Joanne Taylor is a political ecologist and second year PhD student at the University of British Columbia, Okanagan. As an undergraduate she majored in Environmental and Critical Medical Anthropology. She conducts research in the Creston Valley of BC on food security and sovereignty issues, agriculture, the Columbia River Treaty (CRT), environmental change, and genetically modified foods under the supervision of Dr. John Wagner, also a political ecologist. She uses a feminist and political ecology methodology and theory to investigate the socio-environmental processes that continue to degrade the Creston Valley flood plain. She is President of the UBCO Interdisciplinary Graduate Studies Association and has presented numerous posters and papers at various national and international water and CRT conference.

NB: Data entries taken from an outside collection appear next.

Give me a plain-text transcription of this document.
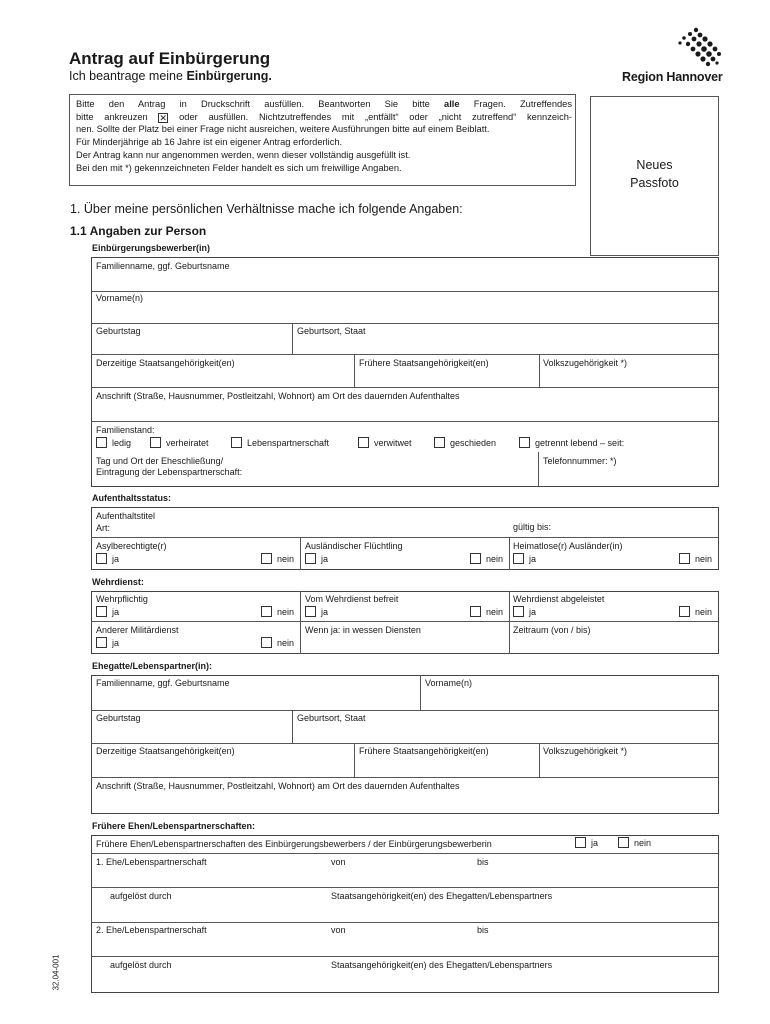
Antrag auf Einbürgerung
Ich beantrage meine Einbürgerung.	Region Hannover
Bitte den Antrag in Druckschrift ausfüllen. Beantworten Sie bitte alle Fragen. Zutreffendes
bitte ankreuzen ✕ oder ausfüllen. Nichtzutreffendes mit „entfällt“ oder „nicht zutreffend“ kennzeich-
nen. Sollte der Platz bei einer Frage nicht ausreichen, weitere Ausführungen bitte auf einem Beiblatt.
Für Minderjährige ab 16 Jahre ist ein eigener Antrag erforderlich.
Der Antrag kann nur angenommen werden, wenn dieser vollständig ausgefüllt ist.
Bei den mit *) gekennzeichneten Felder handelt es sich um freiwillige Angaben.	Neues
Passfoto
1. Über meine persönlichen Verhältnisse mache ich folgende Angaben:
1.1 Angaben zur Person
Einbürgerungsbewerber(in)
Familienname, ggf. Geburtsname
Vorname(n)
Geburtstag	Geburtsort, Staat
Derzeitige Staatsangehörigkeit(en)	Frühere Staatsangehörigkeit(en)	Volkszugehörigkeit *)
Anschrift (Straße, Hausnummer, Postleitzahl, Wohnort) am Ort des dauernden Aufenthaltes
Familienstand:
ledig	verheiratet	Lebenspartnerschaft	verwitwet	geschieden	getrennt lebend – seit:
Tag und Ort der Eheschließung/
Eintragung der Lebenspartnerschaft:
Telefonnummer: *)
Aufenthaltsstatus:
Aufenthaltstitel
Art:	gültig bis:
Asylberechtigte(r)	Ausländischer Flüchtling	Heimatlose(r) Ausländer(in)
ja	nein	ja	nein	ja	nein
Wehrdienst:
Wehrpflichtig	Vom Wehrdienst befreit	Wehrdienst abgeleistet
ja	nein	ja	nein	ja	nein
Anderer Militärdienst	Wenn ja: in wessen Diensten	Zeitraum (von / bis)
ja	nein
Ehegatte/Lebenspartner(in):
Familienname, ggf. Geburtsname	Vorname(n)
Geburtstag	Geburtsort, Staat
Derzeitige Staatsangehörigkeit(en)	Frühere Staatsangehörigkeit(en)	Volkszugehörigkeit *)
Anschrift (Straße, Hausnummer, Postleitzahl, Wohnort) am Ort des dauernden Aufenthaltes
Frühere Ehen/Lebenspartnerschaften:
Frühere Ehen/Lebenspartnerschaften des Einbürgerungsbewerbers / der Einbürgerungsbewerberin	ja	nein
1. Ehe/Lebenspartnerschaft	von	bis
aufgelöst durch	Staatsangehörigkeit(en) des Ehegatten/Lebenspartners
2. Ehe/Lebenspartnerschaft	von	bis
aufgelöst durch	Staatsangehörigkeit(en) des Ehegatten/Lebenspartners
32.04-001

She has won several scholarships including her Masters and Doctoral funding from the Social Sciences and Humanities Research Council of Canada and from the University of British Columbia where she also holds an award for Academic Distinction. She has most recently received a UBCO travel research grant to study traditional methods in agricultural revitalization at the prestigious Vandana Shiva Earth University in India, and to visit the Kew Gardens’ Seed Saving program in London, England. Joanne enjoys her family, travel, and gardening.


Pierre Tulk
Undergraduate student, Animal Science, McGill University

Pierre Tulk is an undergraduate student in the Global Food Security and AgroEnvironmental Sciences programs at McGill University. His project, the development of a community garden in the peri-urban area of Pointe-Claire, is coupled with a research project on food security in the island of Montreal. Pierre is also vice-president of the Association des Futurs Agronomes du Québec (AFAQ) and is involved  in the Macdonald Student-Run Ecological Gardens (MSEG), a student initiative to promote ecological agriculture and education. His main fields of interests are organic and ecological agriculture, permaculture, plant science and international development.


Jemie Walrod
Graduate student, Faculty of Science, McGill University

Jemie Walrod is a second year medical student at McGill University. She is interested in family and emergency medicine in a global setting. She recently worked with indigenous communities in the highlands of Ecuador on a project regarding nutrition and agriculture. She received her undergraduate degree in Biology from Colorado College. Before starting medical school, she worked as a math and science teacher in Honduras and at a community health center in Colorado.